Professora de matemática faz alerta a endocrinologista:
– Seu diagnóstico está equivocado, deveria avaliar melhor os sintomas do paciente.
Engenheiro é advertido por professor de letras:
– Seria melhor utilizar outro método de cálculo para obter o resultado pretendido na construção deste prédio.
Pesquisa econômico-financeira elaborada por economista é questionada por professora de biologia:
– Seus critérios de amostragem parecem insuficientes.
Estas são manchetes quase impossíveis. Mas, se invertermos os papeis, lembraremos de várias situações em que professores tiveram suas escolhas pedagógicas e suas atuações questionadas.

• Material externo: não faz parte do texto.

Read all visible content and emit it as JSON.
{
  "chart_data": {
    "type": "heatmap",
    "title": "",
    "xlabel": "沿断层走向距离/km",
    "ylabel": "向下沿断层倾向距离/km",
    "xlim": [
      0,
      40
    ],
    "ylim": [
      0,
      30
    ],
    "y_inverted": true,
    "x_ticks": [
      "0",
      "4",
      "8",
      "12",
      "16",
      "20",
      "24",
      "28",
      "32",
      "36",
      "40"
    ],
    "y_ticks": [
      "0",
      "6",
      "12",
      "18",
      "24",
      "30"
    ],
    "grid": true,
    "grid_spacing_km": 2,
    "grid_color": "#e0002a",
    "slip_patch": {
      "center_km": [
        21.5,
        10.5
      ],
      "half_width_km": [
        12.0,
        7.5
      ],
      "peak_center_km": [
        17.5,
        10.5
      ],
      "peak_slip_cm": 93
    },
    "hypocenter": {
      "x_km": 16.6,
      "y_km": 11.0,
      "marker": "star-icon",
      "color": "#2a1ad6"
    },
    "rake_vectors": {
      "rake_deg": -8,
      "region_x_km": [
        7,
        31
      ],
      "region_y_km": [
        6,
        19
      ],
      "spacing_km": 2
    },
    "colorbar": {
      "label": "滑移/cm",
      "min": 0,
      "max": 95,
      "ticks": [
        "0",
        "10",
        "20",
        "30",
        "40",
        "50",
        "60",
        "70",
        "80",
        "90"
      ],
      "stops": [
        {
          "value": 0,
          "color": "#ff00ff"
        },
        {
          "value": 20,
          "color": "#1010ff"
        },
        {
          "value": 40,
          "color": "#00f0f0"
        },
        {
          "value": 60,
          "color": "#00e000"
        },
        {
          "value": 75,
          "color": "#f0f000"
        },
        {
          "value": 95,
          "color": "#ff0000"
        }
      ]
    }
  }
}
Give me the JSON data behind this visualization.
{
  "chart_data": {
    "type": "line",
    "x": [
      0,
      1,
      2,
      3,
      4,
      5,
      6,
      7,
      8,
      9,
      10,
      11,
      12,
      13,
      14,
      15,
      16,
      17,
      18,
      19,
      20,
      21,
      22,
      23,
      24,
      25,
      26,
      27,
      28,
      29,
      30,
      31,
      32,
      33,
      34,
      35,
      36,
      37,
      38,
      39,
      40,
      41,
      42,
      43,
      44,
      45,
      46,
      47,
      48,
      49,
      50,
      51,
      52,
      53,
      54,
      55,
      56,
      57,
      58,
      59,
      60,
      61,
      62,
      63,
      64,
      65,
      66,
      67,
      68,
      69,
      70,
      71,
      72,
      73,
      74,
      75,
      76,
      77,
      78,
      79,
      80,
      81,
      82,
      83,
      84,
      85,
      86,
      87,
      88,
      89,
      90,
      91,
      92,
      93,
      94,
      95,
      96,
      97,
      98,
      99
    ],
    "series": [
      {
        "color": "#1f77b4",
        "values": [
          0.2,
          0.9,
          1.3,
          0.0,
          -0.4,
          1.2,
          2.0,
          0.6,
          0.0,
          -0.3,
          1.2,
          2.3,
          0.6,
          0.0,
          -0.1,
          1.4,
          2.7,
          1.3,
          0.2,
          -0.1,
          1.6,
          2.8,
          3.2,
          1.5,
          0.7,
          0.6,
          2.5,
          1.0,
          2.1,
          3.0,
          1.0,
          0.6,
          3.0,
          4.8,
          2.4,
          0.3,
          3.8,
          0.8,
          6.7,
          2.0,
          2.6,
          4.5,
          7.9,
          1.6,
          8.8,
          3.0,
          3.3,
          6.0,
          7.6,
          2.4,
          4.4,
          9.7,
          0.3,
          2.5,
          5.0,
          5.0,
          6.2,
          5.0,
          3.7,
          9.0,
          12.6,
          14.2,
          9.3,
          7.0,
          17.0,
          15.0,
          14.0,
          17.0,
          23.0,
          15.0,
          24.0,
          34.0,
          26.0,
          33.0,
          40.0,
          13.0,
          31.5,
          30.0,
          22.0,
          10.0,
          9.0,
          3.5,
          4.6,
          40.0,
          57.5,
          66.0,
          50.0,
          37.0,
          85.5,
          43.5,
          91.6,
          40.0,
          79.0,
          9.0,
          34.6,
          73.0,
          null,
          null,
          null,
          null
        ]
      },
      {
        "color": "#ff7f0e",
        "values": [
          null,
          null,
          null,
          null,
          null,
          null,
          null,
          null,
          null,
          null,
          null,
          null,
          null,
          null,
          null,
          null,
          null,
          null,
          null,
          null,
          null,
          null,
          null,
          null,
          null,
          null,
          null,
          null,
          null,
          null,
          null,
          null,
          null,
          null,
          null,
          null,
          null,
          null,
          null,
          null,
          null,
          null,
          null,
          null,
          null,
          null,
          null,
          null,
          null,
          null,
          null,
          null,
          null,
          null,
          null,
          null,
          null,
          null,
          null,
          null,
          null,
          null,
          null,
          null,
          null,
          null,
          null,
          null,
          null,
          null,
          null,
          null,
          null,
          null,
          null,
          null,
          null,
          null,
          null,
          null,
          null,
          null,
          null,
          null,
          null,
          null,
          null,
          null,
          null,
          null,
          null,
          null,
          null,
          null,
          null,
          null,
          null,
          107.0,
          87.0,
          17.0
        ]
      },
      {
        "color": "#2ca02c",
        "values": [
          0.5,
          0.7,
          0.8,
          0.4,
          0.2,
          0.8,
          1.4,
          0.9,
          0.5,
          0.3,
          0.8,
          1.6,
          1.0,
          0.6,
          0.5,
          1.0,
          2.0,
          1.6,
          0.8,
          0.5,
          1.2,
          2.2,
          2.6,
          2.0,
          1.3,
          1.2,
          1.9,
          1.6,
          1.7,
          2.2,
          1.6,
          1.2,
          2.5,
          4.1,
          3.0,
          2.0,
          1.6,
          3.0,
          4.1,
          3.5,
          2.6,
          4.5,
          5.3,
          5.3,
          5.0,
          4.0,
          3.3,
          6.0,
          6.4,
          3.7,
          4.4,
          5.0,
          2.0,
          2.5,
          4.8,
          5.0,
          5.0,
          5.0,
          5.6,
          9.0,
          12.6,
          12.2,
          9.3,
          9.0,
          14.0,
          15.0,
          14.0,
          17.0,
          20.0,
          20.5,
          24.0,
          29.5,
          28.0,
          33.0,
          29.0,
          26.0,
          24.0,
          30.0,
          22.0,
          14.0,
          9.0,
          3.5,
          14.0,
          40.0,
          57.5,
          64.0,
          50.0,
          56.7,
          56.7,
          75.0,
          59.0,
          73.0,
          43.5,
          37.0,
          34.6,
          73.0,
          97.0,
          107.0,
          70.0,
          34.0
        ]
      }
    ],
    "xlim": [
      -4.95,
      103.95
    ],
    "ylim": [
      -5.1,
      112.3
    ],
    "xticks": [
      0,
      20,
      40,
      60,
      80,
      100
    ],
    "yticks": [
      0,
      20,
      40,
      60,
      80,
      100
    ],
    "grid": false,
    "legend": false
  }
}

Recentemente, li uma matéria em que se criticava o processo de formação de professores nas universidades brasileiras. De início, estranhei a abertura da reportagem: “Economista critica a maneira como a formação dos professores é conduzida nas faculdades de Educação brasileiras, considera questionável o investimento em programas de alfabetização de adultos e aponta falhas nas políticas de cotas”. Até aí, tudo bem. As pessoas são livres para manifestarem suas opiniões, assim como eu estou fazendo aqui.
Entretanto, a questão que me parece central é: por que, exatamente, muitas pessoas sentem-se autorizadas a questionar a atuação de professores, enquanto que dificilmente vemos críticas ou questionamentos (pelo menos na mesma medida) à atuação de outros profissionais? E quando falo em atuação, não me refiro à questão ética, porque isso é constantemente alvo de debates, em qualquer área. Trato da questão técnica em si, das escolhas feitas pelos docentes.
Isso é reflexo de um contexto social de desvalorização total dos educadores e da educação. O problema refere-se não somente aos baixos salários dos profissionais, que também acarretam a desmotivação dos jovens em seguir essa carreira, mas também à disparidade entre os cursos superiores de formação profissional, na forma como são observados pela sociedade. Dentistas, médicos, engenheiros, arquivistas, advogados e professores são todos profissionais com formação superior. Cada um com sua especificidade, dedicaram muitos anos de estudo para a conquista de um diploma. Mas, pelo senso comum, a carreira de professor é sempre considerada “mais fácil”, “menos trabalhosa”, apesar de, no discurso, todos reconhecerem sua importância.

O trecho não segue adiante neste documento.